While top exporter Saudi Arabia effectively started implementing OPEC’s December 17 cuts even before the cartel had agreed them, other members had yet to follow up with clear action, raising questions about compliance.
Oil prices have deepened their slide since July to more than $110 a barrel on speculation that OPEC is doing too little or too late to offset the slump in global demand.
In a statement to customers and media including Reuters, the Abu Dhabi National Oil Co (ADNOC) said customers who buy its Murban and Upper Zakum grades would no longer have the option to load an additional 5 percent above normal volumes on each cargo, a standard industry practice known as “operational tolerance.”
“Murban and Upper Zakum cargoes will be treated at Max/-5 percent tolerance loading basis,” said ADNOC, which pumps most of the crude produced in the United Arab Emirates, the world’s fifth-largest oil exporter.
At the same time ADNOC said it would continue to supply its customers of Murban crude with 15 percent less than normal contractual supplies, as it did in December, while Upper Zakum supplies will be reduced by 3 percent from the norm.
Overall, refiners and analysts agreed the notice represented hard evidence of one of OPEC’s core members implementing its share of the group’s agreed 2.2 million barrel per day (bpd) production cut, their third since September that amount to removing 5 percent of world supply from the market.
The news could aid oil prices that have been undermined by concerns over adherence to OPEC’s cuts. U.S. crude fell 9 percent to about $35 a barrel on Wednesday, near its lowest in over four and a half years after more gloomy U.S. economic data.
“The move shows compliance to OPEC’s decision to cut supply and could send a signal for tighter supply ahead. It’s possible that the move could effectively help support prices,” said Soichi Okuda, chief economist at Sumitomo Shoji Research Institute.

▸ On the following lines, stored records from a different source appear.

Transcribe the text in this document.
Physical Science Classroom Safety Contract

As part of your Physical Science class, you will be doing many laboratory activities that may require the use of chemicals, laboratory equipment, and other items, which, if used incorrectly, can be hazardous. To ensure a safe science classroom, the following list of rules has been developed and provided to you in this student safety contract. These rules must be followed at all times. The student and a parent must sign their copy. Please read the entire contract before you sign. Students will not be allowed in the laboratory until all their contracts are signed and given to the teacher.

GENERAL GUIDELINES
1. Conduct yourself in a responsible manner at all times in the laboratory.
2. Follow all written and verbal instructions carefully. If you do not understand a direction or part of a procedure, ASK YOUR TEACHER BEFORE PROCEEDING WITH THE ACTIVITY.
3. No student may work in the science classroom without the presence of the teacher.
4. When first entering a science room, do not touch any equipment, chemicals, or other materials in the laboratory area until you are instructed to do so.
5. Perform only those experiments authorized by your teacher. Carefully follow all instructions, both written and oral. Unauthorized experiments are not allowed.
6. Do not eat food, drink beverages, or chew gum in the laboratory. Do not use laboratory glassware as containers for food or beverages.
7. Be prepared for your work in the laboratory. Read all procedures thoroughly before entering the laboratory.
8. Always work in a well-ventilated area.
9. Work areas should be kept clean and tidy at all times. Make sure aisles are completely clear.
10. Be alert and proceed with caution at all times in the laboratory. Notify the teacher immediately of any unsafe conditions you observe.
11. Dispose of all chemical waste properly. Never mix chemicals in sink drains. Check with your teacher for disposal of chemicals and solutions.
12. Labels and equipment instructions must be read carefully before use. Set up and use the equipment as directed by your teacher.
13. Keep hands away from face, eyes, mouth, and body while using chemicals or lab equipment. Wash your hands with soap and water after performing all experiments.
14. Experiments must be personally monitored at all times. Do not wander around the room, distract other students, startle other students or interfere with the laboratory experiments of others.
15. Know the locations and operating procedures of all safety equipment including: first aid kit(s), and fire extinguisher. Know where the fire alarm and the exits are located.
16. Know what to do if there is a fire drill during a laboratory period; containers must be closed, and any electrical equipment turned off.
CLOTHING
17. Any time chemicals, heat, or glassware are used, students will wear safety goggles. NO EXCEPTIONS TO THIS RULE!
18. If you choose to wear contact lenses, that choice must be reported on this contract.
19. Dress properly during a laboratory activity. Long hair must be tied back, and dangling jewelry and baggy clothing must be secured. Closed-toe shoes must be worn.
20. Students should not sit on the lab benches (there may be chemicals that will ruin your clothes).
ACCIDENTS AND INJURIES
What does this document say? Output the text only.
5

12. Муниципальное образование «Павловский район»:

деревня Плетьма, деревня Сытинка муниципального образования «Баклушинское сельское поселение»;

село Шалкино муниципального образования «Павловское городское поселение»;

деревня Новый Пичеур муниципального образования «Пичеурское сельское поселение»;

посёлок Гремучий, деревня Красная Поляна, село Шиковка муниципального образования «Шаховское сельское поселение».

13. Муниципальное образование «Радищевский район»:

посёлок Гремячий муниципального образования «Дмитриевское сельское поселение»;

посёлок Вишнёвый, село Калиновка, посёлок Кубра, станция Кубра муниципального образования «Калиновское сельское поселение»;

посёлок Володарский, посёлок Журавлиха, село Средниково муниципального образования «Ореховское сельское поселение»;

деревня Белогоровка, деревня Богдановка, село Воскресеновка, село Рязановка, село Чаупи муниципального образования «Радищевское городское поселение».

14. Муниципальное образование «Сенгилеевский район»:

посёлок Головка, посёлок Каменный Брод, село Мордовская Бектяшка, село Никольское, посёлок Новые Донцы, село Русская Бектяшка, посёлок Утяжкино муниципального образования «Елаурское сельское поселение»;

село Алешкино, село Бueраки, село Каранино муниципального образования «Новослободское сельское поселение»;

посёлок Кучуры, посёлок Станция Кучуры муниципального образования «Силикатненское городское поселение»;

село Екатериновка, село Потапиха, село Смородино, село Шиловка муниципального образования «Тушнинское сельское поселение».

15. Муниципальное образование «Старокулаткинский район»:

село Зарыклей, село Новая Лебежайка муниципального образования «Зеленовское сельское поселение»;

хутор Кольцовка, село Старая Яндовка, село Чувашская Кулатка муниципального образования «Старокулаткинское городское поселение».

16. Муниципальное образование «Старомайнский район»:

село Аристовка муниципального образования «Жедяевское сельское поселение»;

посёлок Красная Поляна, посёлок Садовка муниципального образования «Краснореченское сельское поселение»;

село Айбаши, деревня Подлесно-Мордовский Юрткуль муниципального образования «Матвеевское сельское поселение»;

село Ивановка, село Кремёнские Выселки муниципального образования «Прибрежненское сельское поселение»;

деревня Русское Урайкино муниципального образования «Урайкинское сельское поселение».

Spot differentials for February-loading Murban crude strengthened to a premium of more 10 cents a barrel to ADNOC from flat to less than 10 cents on news of the cuts, traders said.
SHAIFF, LOWER ZAKUM UNMENTIONED
The ADNOC statement did not mention its Umm Shaiff or Lower Zakum grades, shipments of which had been cut by 5 and 10 percent in December. Sources with some Northeast Asian refiners said they understood that they could still use an option to load 5 percent above contractual volumes on those smaller grades.
Oil refiners in Asia have been on tenterhooks this week as they awaited last-minute cuts to January Gulf crude supplies that could force them to quickly revise their purchase plans.
But apart from the UAE and Saudi Arabia’s earlier action, industry sources said they’ve received no notices of deeper cuts, making it likely that the next wave may come only for February.
Kuwait had already eliminated the option for upside tolerance several weeks ago, but at the same time removed other supply curbs it had imposed earlier, suggesting that it was trading one type of cut for another rather than removing more supply.
Saudi Arabia Oil Minister Ali al-Naimi said last week that the kingdom was now pumping about 8.2 million bpd, not far above its new January 1 quota of 8.05 million bpd.